No que tange aos aparelhos de ar-condicionado, verificamos na jurisprudência que a sua instalação fora do local preestabelecido pela Convenção tem sido considerada como alteração de
fachada, modificando o aspecto arquitetônico do
prédio.
Tem-se questionado muito também se a instalação de modernos aparelhos de ar-condicionado, tipo split, que são maiores, caracterizaria
alteração de fachada.
Em recentes decisões, verificamos que o Judiciário carioca vem mantendo a mesma sistemática dos aparelhos comuns: sendo observados os
locais destinados à sua instalação, não há modificação de fachada; ao contrário, se a instalação estiver em desacordo com a Convenção e o
Regulamento Interno, as decisões têm sido pelo
desfazimento da obra.
Outro assunto antigo, mas ainda polêmico,
são os toldos, recurso bastante utilizado pelos
condôminos, visando manter a ventilação natural
com um pouco mais de conforto para os moradores, além de mais proteção do sol e da chuva.

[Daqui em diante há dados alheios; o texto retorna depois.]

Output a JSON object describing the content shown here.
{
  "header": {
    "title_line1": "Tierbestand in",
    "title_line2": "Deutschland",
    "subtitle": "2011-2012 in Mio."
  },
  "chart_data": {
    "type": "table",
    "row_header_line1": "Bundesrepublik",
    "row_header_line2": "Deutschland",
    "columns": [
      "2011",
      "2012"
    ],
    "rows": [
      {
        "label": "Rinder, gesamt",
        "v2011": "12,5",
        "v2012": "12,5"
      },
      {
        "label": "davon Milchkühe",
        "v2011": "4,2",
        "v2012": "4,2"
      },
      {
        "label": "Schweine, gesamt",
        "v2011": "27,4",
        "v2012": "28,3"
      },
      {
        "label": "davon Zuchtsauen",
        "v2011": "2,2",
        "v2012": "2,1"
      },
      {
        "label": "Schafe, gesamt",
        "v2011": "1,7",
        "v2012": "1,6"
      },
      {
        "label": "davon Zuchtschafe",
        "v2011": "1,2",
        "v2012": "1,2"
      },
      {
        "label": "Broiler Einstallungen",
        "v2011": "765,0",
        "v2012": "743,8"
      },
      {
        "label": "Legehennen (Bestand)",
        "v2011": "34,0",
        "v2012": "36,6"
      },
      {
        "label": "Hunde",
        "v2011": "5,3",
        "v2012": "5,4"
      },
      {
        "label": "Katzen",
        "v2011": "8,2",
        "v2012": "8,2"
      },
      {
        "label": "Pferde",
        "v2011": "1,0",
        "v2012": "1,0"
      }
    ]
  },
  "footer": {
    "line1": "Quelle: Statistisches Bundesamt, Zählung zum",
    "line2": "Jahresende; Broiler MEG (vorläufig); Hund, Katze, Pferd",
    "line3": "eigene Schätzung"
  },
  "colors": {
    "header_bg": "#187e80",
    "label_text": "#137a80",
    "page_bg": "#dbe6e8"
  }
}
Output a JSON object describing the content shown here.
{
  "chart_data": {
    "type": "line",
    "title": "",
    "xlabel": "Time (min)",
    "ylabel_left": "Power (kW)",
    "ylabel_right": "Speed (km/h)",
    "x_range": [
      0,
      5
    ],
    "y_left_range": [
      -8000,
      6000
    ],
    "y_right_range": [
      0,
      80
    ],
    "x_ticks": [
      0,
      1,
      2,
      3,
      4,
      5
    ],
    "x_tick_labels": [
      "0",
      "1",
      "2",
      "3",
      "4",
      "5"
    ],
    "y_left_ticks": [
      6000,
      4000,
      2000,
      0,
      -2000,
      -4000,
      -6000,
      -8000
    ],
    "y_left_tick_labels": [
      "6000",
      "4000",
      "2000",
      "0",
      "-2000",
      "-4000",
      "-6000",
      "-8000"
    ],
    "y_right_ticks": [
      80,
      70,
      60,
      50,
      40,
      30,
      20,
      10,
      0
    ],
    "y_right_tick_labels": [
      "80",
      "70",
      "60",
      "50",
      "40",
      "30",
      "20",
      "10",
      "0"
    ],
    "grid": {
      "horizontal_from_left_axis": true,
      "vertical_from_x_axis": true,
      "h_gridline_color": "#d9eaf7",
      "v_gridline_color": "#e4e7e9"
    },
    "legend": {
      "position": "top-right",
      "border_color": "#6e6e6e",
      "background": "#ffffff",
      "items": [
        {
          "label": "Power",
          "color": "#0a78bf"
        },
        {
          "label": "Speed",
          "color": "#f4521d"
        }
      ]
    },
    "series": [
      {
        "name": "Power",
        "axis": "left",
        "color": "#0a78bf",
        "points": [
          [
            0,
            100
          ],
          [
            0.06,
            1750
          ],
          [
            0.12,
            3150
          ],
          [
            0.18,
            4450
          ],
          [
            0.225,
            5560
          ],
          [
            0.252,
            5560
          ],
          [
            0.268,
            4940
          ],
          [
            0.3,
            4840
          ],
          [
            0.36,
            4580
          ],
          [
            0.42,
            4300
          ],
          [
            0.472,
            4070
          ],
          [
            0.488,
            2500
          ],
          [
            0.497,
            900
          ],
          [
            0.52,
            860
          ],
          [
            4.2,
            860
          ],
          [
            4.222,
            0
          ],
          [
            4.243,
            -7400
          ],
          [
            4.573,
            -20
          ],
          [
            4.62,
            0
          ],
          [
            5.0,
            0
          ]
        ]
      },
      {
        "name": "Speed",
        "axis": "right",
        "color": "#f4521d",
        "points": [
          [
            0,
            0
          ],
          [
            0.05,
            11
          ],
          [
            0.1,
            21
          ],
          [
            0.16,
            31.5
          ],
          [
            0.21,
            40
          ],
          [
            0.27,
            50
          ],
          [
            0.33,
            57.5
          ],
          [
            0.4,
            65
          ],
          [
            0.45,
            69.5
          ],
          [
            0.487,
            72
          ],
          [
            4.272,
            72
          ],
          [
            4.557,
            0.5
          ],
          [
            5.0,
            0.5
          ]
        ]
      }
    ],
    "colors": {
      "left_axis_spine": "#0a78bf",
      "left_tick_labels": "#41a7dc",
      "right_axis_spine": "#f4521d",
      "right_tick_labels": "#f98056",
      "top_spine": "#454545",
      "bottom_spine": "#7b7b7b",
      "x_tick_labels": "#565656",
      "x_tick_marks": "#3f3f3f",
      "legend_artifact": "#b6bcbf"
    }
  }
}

Em tal caso também consideramos que, havendo um padrão preestabelecido pela Convenção, Regulamento Interno ou decisão assemblear, este deve ser respeitado. Vale, outrossim,
ressaltar que encontramos decisão judicial em
que o condomínio deliberou pela instalação de
toldo na cor bege e o condômino instalou toldo
transparente, sendo este mantido.
O mesmo entendimento vale para os casos de
instalação de grades e redes de proteção nas janelas das unidades; porém, nesse caso, mesmo
não havendo um padrão determinado pela coletividade, a sua instalação deve ser analisada de
uma forma menos radical, tendo em vista que tais
dispositivos estão ligados à questão de segurança das pessoas, seja em relação à possibilidade
Parte integrante da Revista SECOVI RIO | NovDez 2009 | no 61
de entrada de estranhos ou mesmo de perigo de queda de uma criança. Assim, quando colocados em confronto a harmonia estética e o direito à integridade
física ou à vida, a primeira certamente sucumbirá.
Dentro do assunto proposto, a “última moda”
nos condomínios é o fechamento das varandas. Inicialmente é importante destacar que, no município
do Rio de Janeiro, existe legislação proibindo o seu
fechamento (Decreto nº 322/1976, art. 114, § 9º),
sendo certo que, em nosso entendimento, qualquer
alteração na fachada somente poderá se operar com
a aprovação de todos os condôminos.
Na prática, porém, vários condôminos vêm procedendo ao fechamento das varandas, sob o argumento
de maior proteção contra sol, chuva, poeira e ruídos.
No entanto, até o presente momento, as decisões
judiciais têm sido no sentido de que referida instalação caracteriza alteração de fachada, principalmente
quando há vedação expressa na Escritura de Convenção, ainda que o envidraçamento seja feito com
vidros retráteis, ou seja, não fixos, sendo abertos e
fechados de acordo com o interesse do morador.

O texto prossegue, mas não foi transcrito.